The move is scheduled to occur by the end of next month.
Without an operating permit or special promotion clearance, retailers are only allowed to "dispens(e) non-potentially hazardous beverages or non-potentially hazardous prepackaged food," meaning food prepared in a permitted commercial facility and delivered in a hermetically sealed package.
On non-special promotion days, The Farmbar typically serves coffee and baked goods: A recent Tuesday's meals included Brown's Court Bakery schnecken and scones for breakfast, Brown's Court focaccia for lunch, and Brown's Court focaccia and pie for supper.
One in three Americans is trying to follow a gluten-free diet.
And whether they're snubbing the grain protein for valid health reasons - fewer than 1 percent of the population is coping with celiac disease, the most severe form of gluten intolerance - their desire for eggplant parmesan, gravy and mac-n-cheese that don't taste like sawdust is understandable.
Trident Technical College is trying to appeal to those discerning eaters with a pair of new workshops: Gluten-Free Kids' Favorites and Gluten-Free Dinners.
Both classes feature entree overviews and a recipe exchange.
Gluten-Free Kids' Favorites is scheduled for 9 a.m.-noon on March 22. Gluten-Free Dinners will meet from 6-9 p.m. on April 30. Each class costs $59.
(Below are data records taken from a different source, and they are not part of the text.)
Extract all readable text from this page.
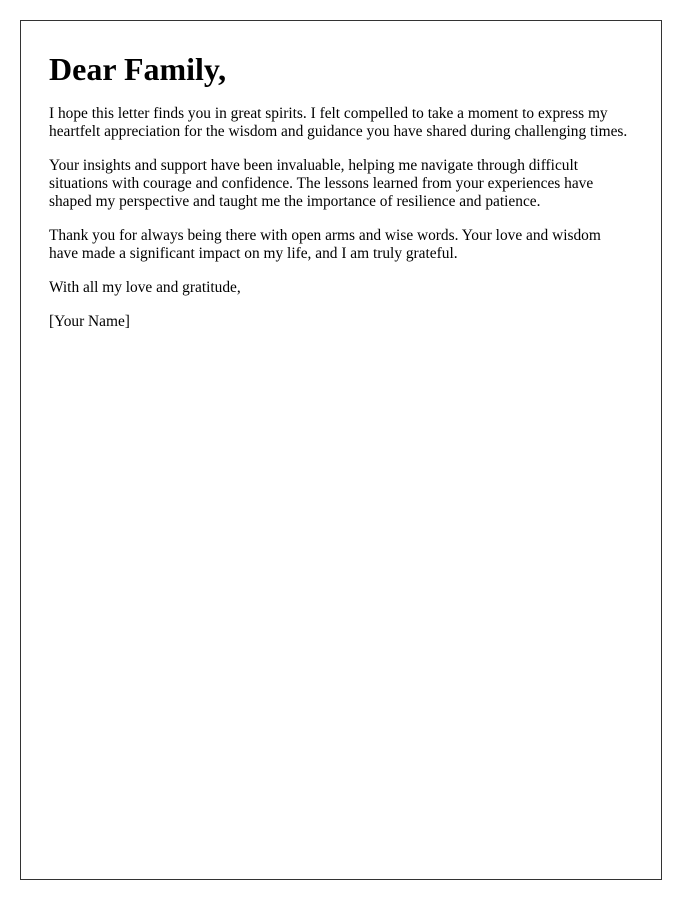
Dear Family,

I hope this letter finds you in great spirits. I felt compelled to take a moment to express my heartfelt appreciation for the wisdom and guidance you have shared during challenging times.

Your insights and support have been invaluable, helping me navigate through difficult situations with courage and confidence. The lessons learned from your experiences have shaped my perspective and taught me the importance of resilience and patience.

Thank you for always being there with open arms and wise words. Your love and wisdom have made a significant impact on my life, and I am truly grateful.

With all my love and gratitude,

[Your Name]
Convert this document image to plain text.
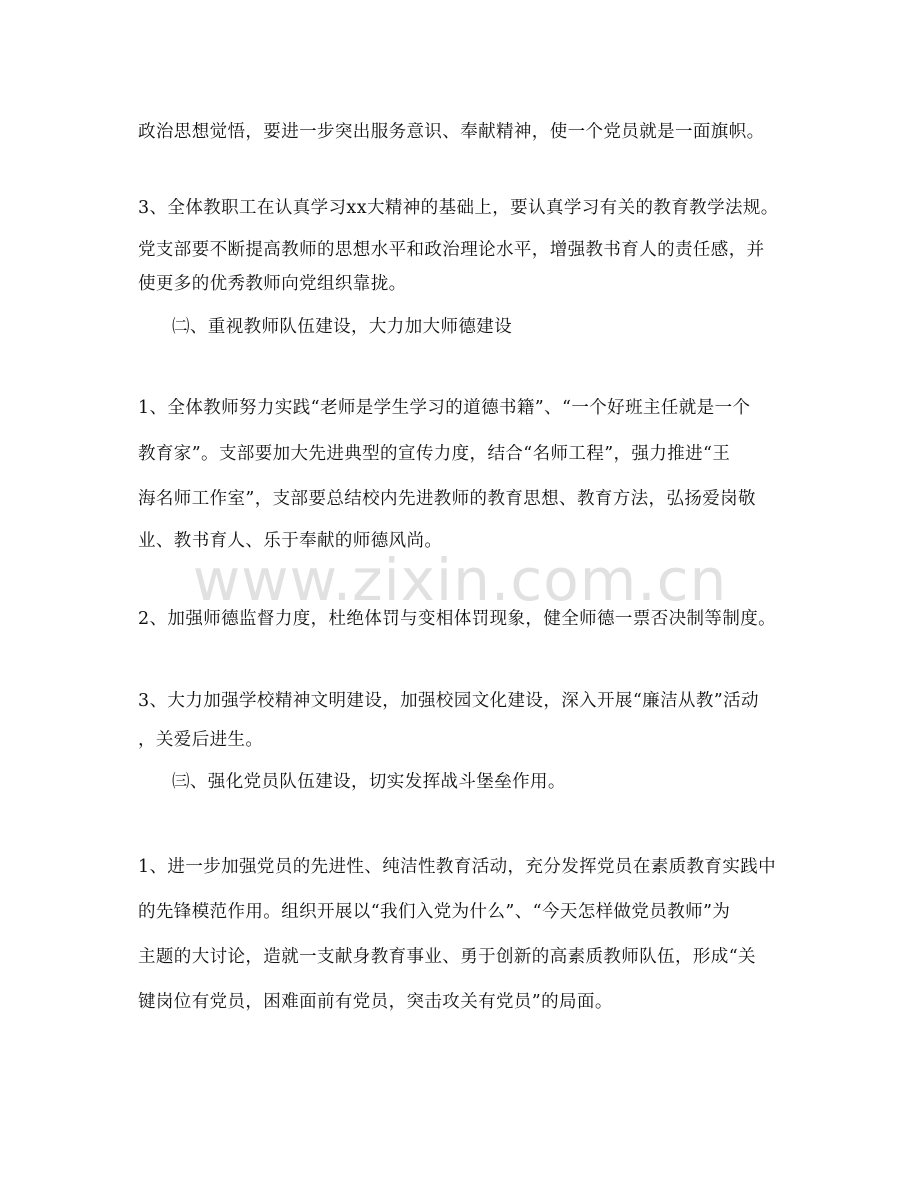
政治思想觉悟，要进一步突出服务意识、奉献精神，使一个党员就是一面旗帜。
3、全体教职工在认真学习xx大精神的基础上，要认真学习有关的教育教学法规。
党支部要不断提高教师的思想水平和政治理论水平，增强教书育人的责任感，并
使更多的优秀教师向党组织靠拢。
㈡、重视教师队伍建设，大力加大师德建设
1、全体教师努力实践“老师是学生学习的道德书籍”、“一个好班主任就是一个
教育家”。支部要加大先进典型的宣传力度，结合“名师工程”，强力推进“王
海名师工作室”，支部要总结校内先进教师的教育思想、教育方法，弘扬爱岗敬
业、教书育人、乐于奉献的师德风尚。
2、加强师德监督力度，杜绝体罚与变相体罚现象，健全师德一票否决制等制度。
3、大力加强学校精神文明建设，加强校园文化建设，深入开展“廉洁从教”活动
，关爱后进生。
㈢、强化党员队伍建设，切实发挥战斗堡垒作用。
1、进一步加强党员的先进性、纯洁性教育活动，充分发挥党员在素质教育实践中
的先锋模范作用。组织开展以“我们入党为什么”、“今天怎样做党员教师”为
主题的大讨论，造就一支献身教育事业、勇于创新的高素质教师队伍，形成“关
键岗位有党员，困难面前有党员，突击攻关有党员”的局面。
www.zixin.com.cn
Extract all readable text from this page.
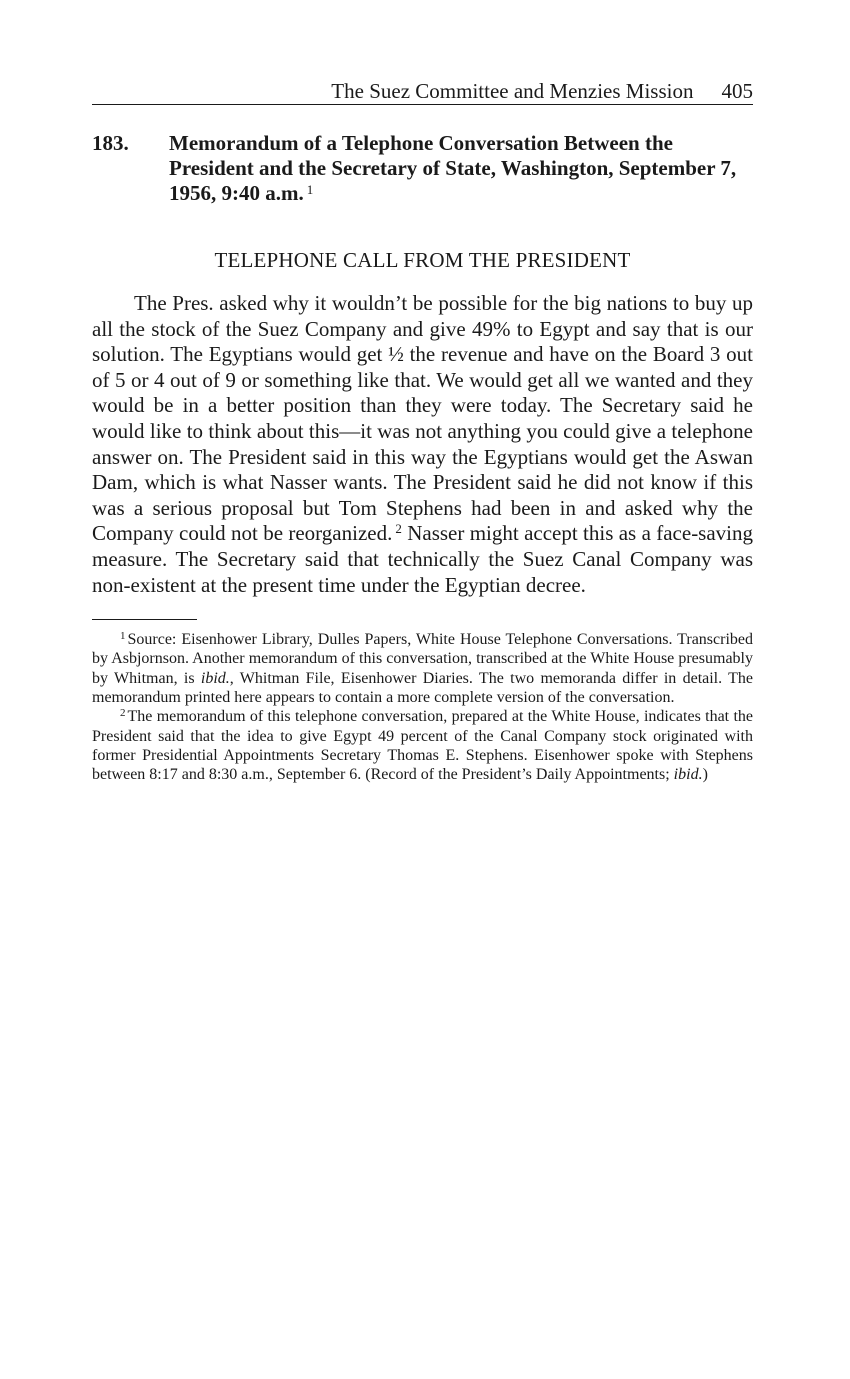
The Suez Committee and Menzies Mission 405
183.	Memorandum of a Telephone Conversation Between the President and the Secretary of State, Washington, September 7, 1956, 9:40 a.m. $^1$
TELEPHONE CALL FROM THE PRESIDENT

The Pres. asked why it wouldn’t be possible for the big nations to buy up all the stock of the Suez Company and give 49% to Egypt and say that is our solution. The Egyptians would get ½ the revenue and have on the Board 3 out of 5 or 4 out of 9 or something like that. We would get all we wanted and they would be in a better position than they were today. The Secretary said he would like to think about this—it was not anything you could give a telephone answer on. The President said in this way the Egyptians would get the Aswan Dam, which is what Nasser wants. The President said he did not know if this was a serious proposal but Tom Stephens had been in and asked why the Company could not be reorganized. $^2$ Nasser might accept this as a face-saving measure. The Secretary said that technically the Suez Canal Company was non-existent at the present time under the Egyptian decree.

$^1$ Source: Eisenhower Library, Dulles Papers, White House Telephone Conversations. Transcribed by Asbjornson. Another memorandum of this conversation, transcribed at the White House presumably by Whitman, is ibid., Whitman File, Eisenhower Diaries. The two memoranda differ in detail. The memorandum printed here appears to contain a more complete version of the conversation.
$^2$ The memorandum of this telephone conversation, prepared at the White House, indicates that the President said that the idea to give Egypt 49 percent of the Canal Company stock originated with former Presidential Appointments Secretary Thomas E. Stephens. Eisenhower spoke with Stephens between 8:17 and 8:30 a.m., September 6. (Record of the President’s Daily Appointments; ibid.)
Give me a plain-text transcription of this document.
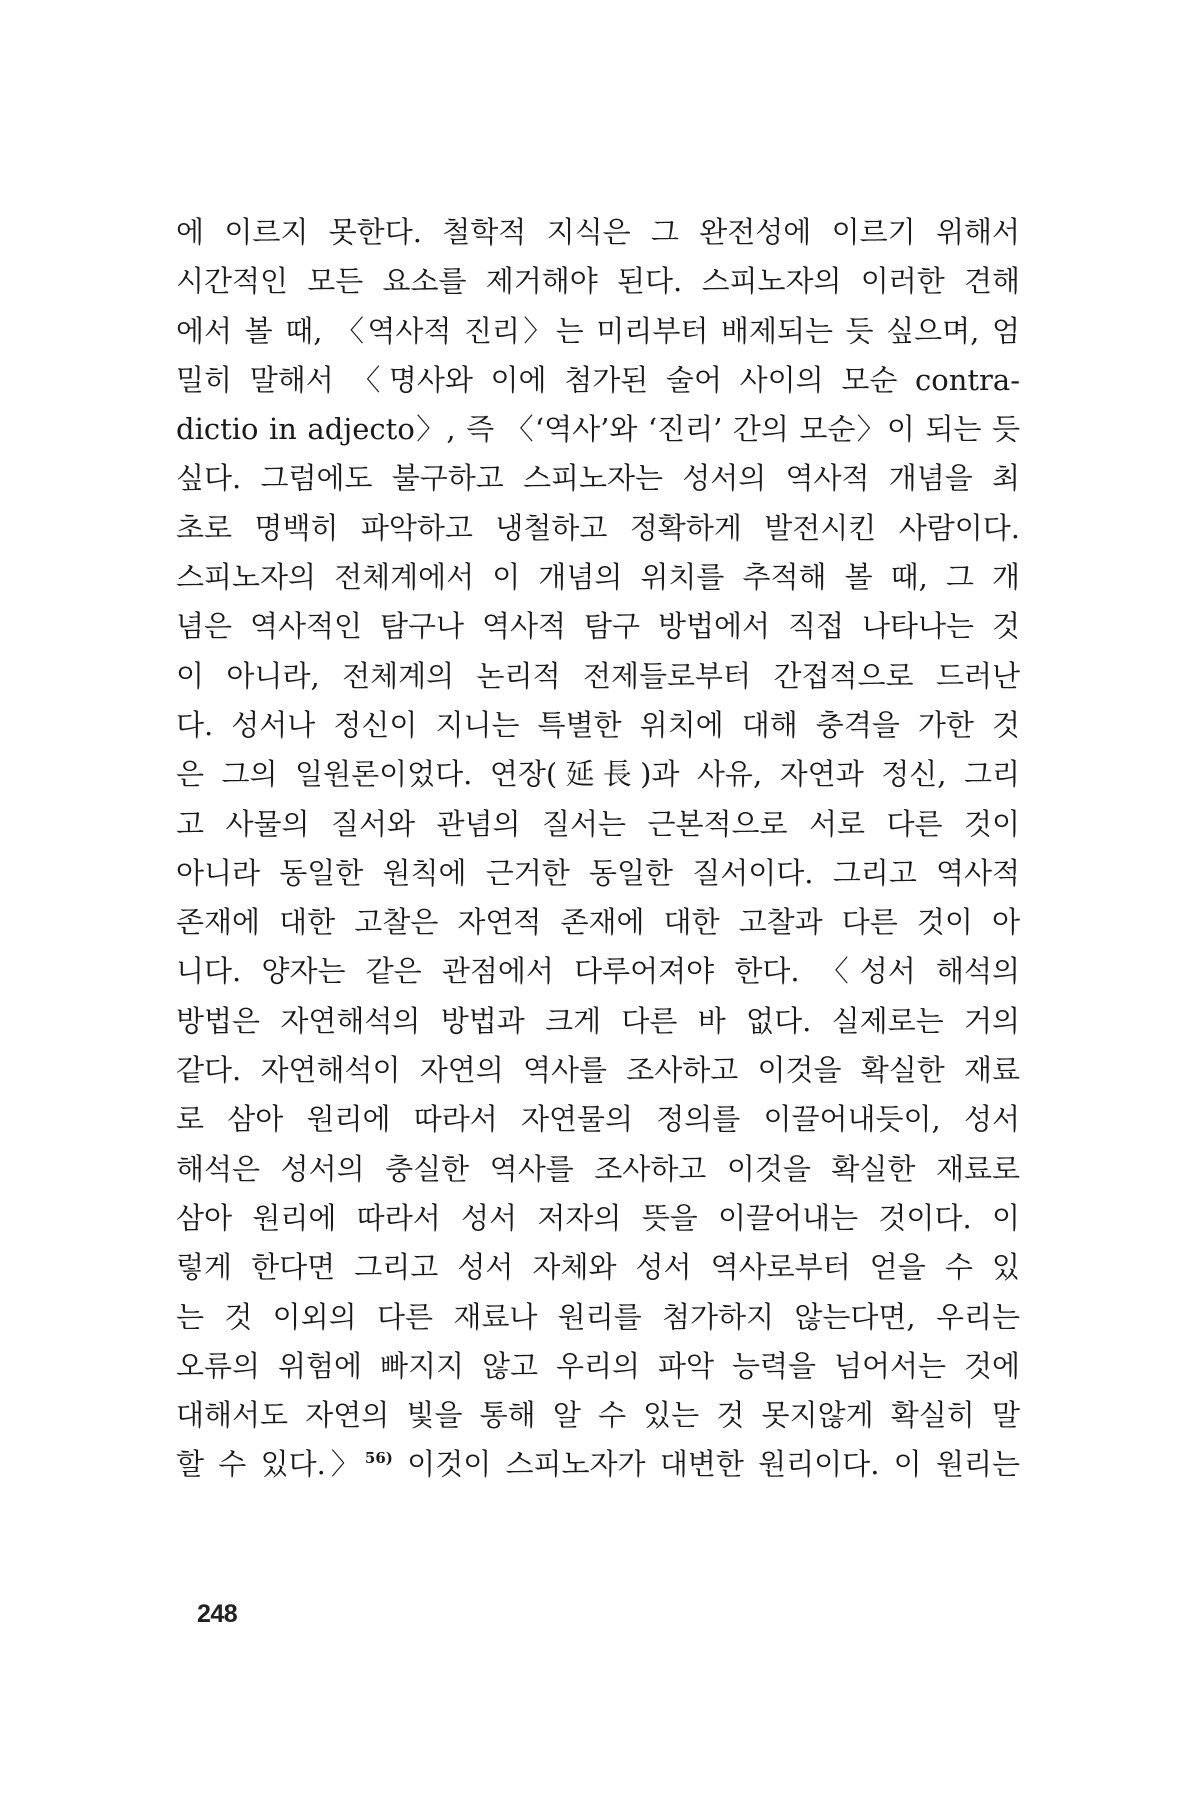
에 이르지 못한다. 철학적 지식은 그 완전성에 이르기 위해서
시간적인 모든 요소를 제거해야 된다. 스피노자의 이러한 견해
에서 볼 때, 〈역사적 진리〉는 미리부터 배제되는 듯 싶으며, 엄
밀히 말해서 〈명사와 이에 첨가된 술어 사이의 모순 contra-
dictio in adjecto〉, 즉 〈‘역사’와 ‘진리’ 간의 모순〉이 되는 듯
싶다. 그럼에도 불구하고 스피노자는 성서의 역사적 개념을 최
초로 명백히 파악하고 냉철하고 정확하게 발전시킨 사람이다.
스피노자의 전체계에서 이 개념의 위치를 추적해 볼 때, 그 개
념은 역사적인 탐구나 역사적 탐구 방법에서 직접 나타나는 것
이 아니라, 전체계의 논리적 전제들로부터 간접적으로 드러난
다. 성서나 정신이 지니는 특별한 위치에 대해 충격을 가한 것
은 그의 일원론이었다. 연장(延長)과 사유, 자연과 정신, 그리
고 사물의 질서와 관념의 질서는 근본적으로 서로 다른 것이
아니라 동일한 원칙에 근거한 동일한 질서이다. 그리고 역사적
존재에 대한 고찰은 자연적 존재에 대한 고찰과 다른 것이 아
니다. 양자는 같은 관점에서 다루어져야 한다. 〈성서 해석의
방법은 자연해석의 방법과 크게 다른 바 없다. 실제로는 거의
같다. 자연해석이 자연의 역사를 조사하고 이것을 확실한 재료
로 삼아 원리에 따라서 자연물의 정의를 이끌어내듯이, 성서
해석은 성서의 충실한 역사를 조사하고 이것을 확실한 재료로
삼아 원리에 따라서 성서 저자의 뜻을 이끌어내는 것이다. 이
렇게 한다면 그리고 성서 자체와 성서 역사로부터 얻을 수 있
는 것 이외의 다른 재료나 원리를 첨가하지 않는다면, 우리는
오류의 위험에 빠지지 않고 우리의 파악 능력을 넘어서는 것에
대해서도 자연의 빛을 통해 알 수 있는 것 못지않게 확실히 말
할 수 있다.〉$^{56)}$ 이것이 스피노자가 대변한 원리이다. 이 원리는
248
To register, call 574-6152 or email firstname.lastname@example.org.
Shad roe season
Shad roe season came early this year, according to Lia Sanders of the Old Firehouse Restaurant.
As detailed in a recent Post and Courier Food section, shad roe is a seasonal Lowcountry delicacy.
Often served for breakfast, the herring egg sac is not particularly good-looking, but it's very rich.
"We have shad roe and have been serving it for the last 11 years," writes Sanders, who reports the ingredient is now available at Crosby's Seafood.
"We offer it the traditional way, wrapped in bacon and deep fried, or poached in cream for a more delicate approach."